Consider the following file structure,

- config.py
- train.py
- project_config.toml

project_config.toml contains the configuration for our ML project, like,

[data]
vocab_size = 5589
seq_length = 10
test_split = 0.3
data_path = "dataset/"
data_tensors_path = "data_tensors/"

[model]
embedding_dim = 256
num_blocks = 5
num_heads_in_block = 3

[train]
num_epochs = 10
batch_size = 32
learning_rate = 0.001
checkpoint_path = "auto"

In config.py , we create a function which returns the munchified-version of this configuration, using toml and munch ,

$> pip install toml munch
import toml
import munch

def load_global_config( filepath : str = "project_config.toml" ):
return munch.munchify( toml.load( filepath ) )

def save_global_config( new_config , filepath : str = "project_config.toml" ):
with open( filepath , "w" ) as file:
toml.dump( new_config , file )

Now, now in any of our project files, like train.py or predict.py , we can load this configuration,

from config import load_global_config

config = load_global_config()

batch_size = config.train.batch_size
lr = config.train.learning_rate

if config.train.checkpoint_path == "auto":
# Make a directory with name as current timestamp
pass

The output of print( toml.load( filepath ) ) ) is,

{'data': {'data_path': 'dataset/',
'data_tensors_path': 'data_tensors/',
'seq_length': 10,
'test_split': 0.3,
'vocab_size': 5589},
'model': {'embedding_dim': 256, 'num_blocks': 5, 'num_heads_in_block': 3},
'train': {'batch_size': 32,
'checkpoint_path': 'auto',
'learning_rate': 0.001,
'num_epochs': 10}}

If you’re using MLOps tools like W&B Tracking or MLFlow, maintaining configuration as a dict could be helpful as we can directly pass it as an argument.

The End

Hope you will consider using TOML configurations in your next ML project! Its a clean way of managing settings that are both global or local to your training / deployment or inference scripts.

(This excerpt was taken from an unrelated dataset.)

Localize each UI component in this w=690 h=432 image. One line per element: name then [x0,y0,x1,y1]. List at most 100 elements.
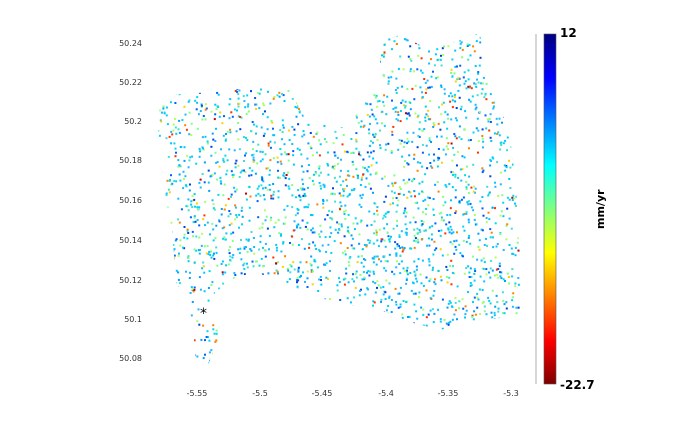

Instead of writing long CLI arguments, the scripts could directly load the configuration from the TOML file. If we wish to train two versions of a model with different hyperparameters, we just need to change the TOML file in config.py . I have started using TOML files in my recent projects and experimentation has become faster. MLOps tools can also manage versions of a model along with their configurations, but the simplicity of the above discussed approach is unique and required minimal change in existing projects.

Hope you’ve enjoyed reading. Have a nice day ahead!